The Lutherans and the Reformed people were the original joint owners of the church property at Friedens, and each denomination either conducted its own services separately or held joint services as desired. As the Reformed people developed their interests at Brick Church, and later at Mt. Hope they gave less and less of their attention to their interests at Friedens.
In 1828 Rev. John H. Crawford came as the Brick Church pastor, and remained until 1840. During these twelve years the Reformed congregation at Friedens was allowed to become scattered and the organization of the Reformed people at this place disintegrated. It was during this period, about 1830 to 1840, that the use of the foreign language was dropped in the pulpit services altogether and all the services were conducted in English. All church records were kept in the German language until 1830.
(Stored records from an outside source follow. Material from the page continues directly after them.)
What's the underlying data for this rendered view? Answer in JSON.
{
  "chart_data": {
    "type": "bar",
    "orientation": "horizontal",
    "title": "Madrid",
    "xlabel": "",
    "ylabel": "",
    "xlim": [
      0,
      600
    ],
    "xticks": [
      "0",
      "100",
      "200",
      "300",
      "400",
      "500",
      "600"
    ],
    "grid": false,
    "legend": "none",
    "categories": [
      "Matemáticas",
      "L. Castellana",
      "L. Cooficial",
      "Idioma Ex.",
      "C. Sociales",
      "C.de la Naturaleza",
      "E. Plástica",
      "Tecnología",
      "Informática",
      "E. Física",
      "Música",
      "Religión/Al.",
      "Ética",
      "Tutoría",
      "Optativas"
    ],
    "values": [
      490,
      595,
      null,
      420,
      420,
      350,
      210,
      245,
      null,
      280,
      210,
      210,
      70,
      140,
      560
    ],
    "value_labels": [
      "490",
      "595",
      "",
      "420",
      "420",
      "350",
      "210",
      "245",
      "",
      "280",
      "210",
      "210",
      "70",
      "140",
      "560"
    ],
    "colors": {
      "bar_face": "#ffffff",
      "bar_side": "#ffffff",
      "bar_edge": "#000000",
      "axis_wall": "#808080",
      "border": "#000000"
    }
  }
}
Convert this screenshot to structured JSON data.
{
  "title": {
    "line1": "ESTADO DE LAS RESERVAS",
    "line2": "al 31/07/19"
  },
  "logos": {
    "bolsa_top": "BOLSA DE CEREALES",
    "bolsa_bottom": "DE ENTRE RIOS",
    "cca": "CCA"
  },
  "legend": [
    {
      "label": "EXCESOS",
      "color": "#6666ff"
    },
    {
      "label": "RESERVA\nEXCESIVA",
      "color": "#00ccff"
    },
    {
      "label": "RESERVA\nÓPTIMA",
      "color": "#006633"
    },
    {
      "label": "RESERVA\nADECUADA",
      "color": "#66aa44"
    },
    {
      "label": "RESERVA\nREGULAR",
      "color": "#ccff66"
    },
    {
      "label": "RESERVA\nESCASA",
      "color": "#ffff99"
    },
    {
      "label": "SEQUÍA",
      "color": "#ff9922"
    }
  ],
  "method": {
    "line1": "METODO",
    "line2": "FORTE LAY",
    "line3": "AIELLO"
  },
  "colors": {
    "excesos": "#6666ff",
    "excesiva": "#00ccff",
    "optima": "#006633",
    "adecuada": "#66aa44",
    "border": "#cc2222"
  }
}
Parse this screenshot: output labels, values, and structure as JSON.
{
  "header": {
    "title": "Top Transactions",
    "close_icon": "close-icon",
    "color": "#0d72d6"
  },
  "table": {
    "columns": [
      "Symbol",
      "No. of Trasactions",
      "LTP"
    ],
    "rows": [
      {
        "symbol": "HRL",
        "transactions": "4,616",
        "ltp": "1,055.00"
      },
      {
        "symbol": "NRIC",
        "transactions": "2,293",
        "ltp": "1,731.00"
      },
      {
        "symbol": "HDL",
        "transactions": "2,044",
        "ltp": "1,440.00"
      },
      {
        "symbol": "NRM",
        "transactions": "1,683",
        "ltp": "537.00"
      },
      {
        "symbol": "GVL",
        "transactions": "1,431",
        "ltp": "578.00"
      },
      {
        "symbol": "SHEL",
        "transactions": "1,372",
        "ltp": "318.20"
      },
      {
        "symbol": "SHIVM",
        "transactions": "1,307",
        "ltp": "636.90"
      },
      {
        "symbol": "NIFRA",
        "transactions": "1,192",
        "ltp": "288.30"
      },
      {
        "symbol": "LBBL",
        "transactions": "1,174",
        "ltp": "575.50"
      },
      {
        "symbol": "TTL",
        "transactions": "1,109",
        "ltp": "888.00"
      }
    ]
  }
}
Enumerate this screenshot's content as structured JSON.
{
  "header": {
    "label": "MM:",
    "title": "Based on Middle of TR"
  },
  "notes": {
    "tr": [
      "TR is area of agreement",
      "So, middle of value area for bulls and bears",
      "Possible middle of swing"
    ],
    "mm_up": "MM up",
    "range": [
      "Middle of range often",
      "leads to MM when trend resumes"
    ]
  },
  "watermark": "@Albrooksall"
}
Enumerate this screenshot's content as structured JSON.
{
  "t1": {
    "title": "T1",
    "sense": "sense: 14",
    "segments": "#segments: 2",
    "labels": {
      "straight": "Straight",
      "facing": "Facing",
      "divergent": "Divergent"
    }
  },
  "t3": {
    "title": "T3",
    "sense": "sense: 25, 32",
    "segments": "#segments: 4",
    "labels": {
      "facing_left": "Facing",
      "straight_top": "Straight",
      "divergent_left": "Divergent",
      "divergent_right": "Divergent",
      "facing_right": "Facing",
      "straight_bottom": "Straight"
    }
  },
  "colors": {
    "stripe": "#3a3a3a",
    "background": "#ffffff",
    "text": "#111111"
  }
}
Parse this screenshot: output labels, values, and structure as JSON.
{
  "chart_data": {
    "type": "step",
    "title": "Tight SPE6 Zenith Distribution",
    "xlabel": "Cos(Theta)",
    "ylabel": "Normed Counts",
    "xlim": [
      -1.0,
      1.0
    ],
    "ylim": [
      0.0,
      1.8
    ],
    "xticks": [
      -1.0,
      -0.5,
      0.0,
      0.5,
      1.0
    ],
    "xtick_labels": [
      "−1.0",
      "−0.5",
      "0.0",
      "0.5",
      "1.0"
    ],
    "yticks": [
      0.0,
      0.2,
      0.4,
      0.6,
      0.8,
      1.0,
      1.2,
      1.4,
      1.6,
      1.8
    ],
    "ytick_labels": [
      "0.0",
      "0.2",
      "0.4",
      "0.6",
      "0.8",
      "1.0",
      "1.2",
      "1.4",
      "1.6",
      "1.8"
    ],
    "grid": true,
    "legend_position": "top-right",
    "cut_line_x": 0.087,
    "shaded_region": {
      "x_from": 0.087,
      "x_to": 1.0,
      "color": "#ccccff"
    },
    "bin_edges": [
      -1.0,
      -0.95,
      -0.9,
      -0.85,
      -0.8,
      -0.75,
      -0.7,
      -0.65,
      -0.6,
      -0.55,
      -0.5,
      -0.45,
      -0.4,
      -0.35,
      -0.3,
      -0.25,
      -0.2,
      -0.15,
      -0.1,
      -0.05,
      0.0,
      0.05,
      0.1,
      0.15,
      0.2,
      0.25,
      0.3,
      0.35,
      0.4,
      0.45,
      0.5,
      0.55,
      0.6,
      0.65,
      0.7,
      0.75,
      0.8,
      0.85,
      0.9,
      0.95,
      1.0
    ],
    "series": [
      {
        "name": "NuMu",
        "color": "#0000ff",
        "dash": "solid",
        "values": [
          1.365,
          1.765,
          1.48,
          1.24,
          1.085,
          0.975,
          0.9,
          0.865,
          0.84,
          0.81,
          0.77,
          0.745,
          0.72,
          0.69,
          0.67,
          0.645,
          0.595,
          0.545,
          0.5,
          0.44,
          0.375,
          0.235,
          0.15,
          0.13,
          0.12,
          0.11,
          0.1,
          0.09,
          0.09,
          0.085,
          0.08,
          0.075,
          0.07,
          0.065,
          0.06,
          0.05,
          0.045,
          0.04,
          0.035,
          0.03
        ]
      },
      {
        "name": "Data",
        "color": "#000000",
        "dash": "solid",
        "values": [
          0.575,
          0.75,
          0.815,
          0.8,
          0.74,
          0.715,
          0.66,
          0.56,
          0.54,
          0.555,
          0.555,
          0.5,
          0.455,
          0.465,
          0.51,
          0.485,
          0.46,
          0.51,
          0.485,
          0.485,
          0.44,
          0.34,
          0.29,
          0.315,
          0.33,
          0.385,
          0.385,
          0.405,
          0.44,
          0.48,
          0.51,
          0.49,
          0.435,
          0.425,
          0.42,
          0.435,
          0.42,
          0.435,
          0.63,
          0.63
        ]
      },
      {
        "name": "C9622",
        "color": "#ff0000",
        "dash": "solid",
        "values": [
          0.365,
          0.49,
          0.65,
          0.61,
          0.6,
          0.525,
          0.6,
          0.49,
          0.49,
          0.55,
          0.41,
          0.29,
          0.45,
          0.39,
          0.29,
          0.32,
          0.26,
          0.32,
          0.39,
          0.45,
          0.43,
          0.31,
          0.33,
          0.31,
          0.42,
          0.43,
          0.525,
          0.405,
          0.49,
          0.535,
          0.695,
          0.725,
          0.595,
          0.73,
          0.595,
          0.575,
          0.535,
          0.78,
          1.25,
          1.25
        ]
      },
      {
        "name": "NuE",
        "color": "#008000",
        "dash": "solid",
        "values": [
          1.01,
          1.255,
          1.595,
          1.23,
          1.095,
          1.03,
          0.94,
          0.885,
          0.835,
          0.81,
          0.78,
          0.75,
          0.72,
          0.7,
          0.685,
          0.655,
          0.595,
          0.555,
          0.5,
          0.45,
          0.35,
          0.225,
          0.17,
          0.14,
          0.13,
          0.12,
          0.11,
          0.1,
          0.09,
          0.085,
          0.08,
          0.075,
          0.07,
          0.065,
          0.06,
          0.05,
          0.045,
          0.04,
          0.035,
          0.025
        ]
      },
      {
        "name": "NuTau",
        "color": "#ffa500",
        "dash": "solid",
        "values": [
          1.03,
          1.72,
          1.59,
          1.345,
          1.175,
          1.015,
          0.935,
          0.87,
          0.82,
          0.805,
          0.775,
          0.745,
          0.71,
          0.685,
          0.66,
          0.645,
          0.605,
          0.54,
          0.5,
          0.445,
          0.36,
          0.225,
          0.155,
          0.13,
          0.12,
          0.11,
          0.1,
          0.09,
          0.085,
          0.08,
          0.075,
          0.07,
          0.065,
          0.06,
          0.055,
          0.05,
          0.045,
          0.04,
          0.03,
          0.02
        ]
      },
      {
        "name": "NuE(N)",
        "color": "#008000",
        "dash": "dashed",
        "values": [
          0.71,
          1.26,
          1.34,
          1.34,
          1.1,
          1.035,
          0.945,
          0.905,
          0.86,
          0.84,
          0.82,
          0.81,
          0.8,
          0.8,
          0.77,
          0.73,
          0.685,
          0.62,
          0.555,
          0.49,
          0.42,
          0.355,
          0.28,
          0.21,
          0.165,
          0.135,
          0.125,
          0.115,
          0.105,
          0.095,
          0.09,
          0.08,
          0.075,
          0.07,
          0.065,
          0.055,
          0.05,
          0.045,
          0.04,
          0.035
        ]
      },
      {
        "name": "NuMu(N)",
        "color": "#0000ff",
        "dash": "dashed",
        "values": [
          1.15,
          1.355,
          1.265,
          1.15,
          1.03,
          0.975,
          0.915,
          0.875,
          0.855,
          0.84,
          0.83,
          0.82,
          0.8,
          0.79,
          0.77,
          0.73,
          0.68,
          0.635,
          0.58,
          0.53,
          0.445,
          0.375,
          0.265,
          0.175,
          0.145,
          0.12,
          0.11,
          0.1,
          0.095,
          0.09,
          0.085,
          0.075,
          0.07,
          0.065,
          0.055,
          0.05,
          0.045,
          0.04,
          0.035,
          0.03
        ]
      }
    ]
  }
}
During this period of about seventy years these two denominations held joint interests in church and parsonage property; often in joint services; and frequently were ministered by the same pastor regardless of denomination, when either pulpit was vacant. In 1855 under the leadership of Rev. G. W. Welker, a Reformed minister, the connection of the Reformed members was altogether organized into a new church known as St. Marks Reformed Church in the vicinity of what was known as Boones Station, a spot about two miles south of the present Elon College, where they still worship. It was many years later, however, before their Financial claims of interest in the property of the Friedens pastorate were fully and finally adjusted to the satisfaction of all.
Both the Lutheran and the Reformed church spoke the foreign tongue. German was the main language spoken by the pastors prior to this period. The name Friedens comes from the German word Fried-e (n), whose plural is Friedens meaning peace and tranquility.
The first English Lutheran preacher in North Carolina was Rev. Robert Johnson Miller, a native of Baldovia, Angusshire, near Dundee, Scotland, born in 1758, reaching this country in 1774. He came south with General Greene's Army during the Revolutionary War and remained here to preach after peace was declared. The first ecclesiastical assembly of the Lutheran church in North Carolina was held in Salisbury in May, 1794, and this man, the Rev. R. J. Miller was the first minister ordained by what is known as the Lutheran Ministerium.
In a copy of the minutes of a Lutheran Virginia Conference held in 1806 in Rockingham County, Virginia, we find this reference to Friedens Church: "In that region which lies partly in Orange and partly in Guilford counties there are three Lutheran churches, three Reformed churches and one joint church named Friedens."
In 1801 Rev. Phillip Henkle was called to serve as Lutheran pastor and remained until 1806 when he accepted a call to Lincoln County. In the minutes of the synod held in 1810 at Organ Church in Rowan County there is this interesting statement: "Rev. Markart 's pastorate: Pilgrims, Beek's Schweiszguth (Swicegood) now Sandy Creek, Lou's (now Low's) Friedens, Graves (now St. Paul's)." Certainly the field was large enough to claim the energies of any man.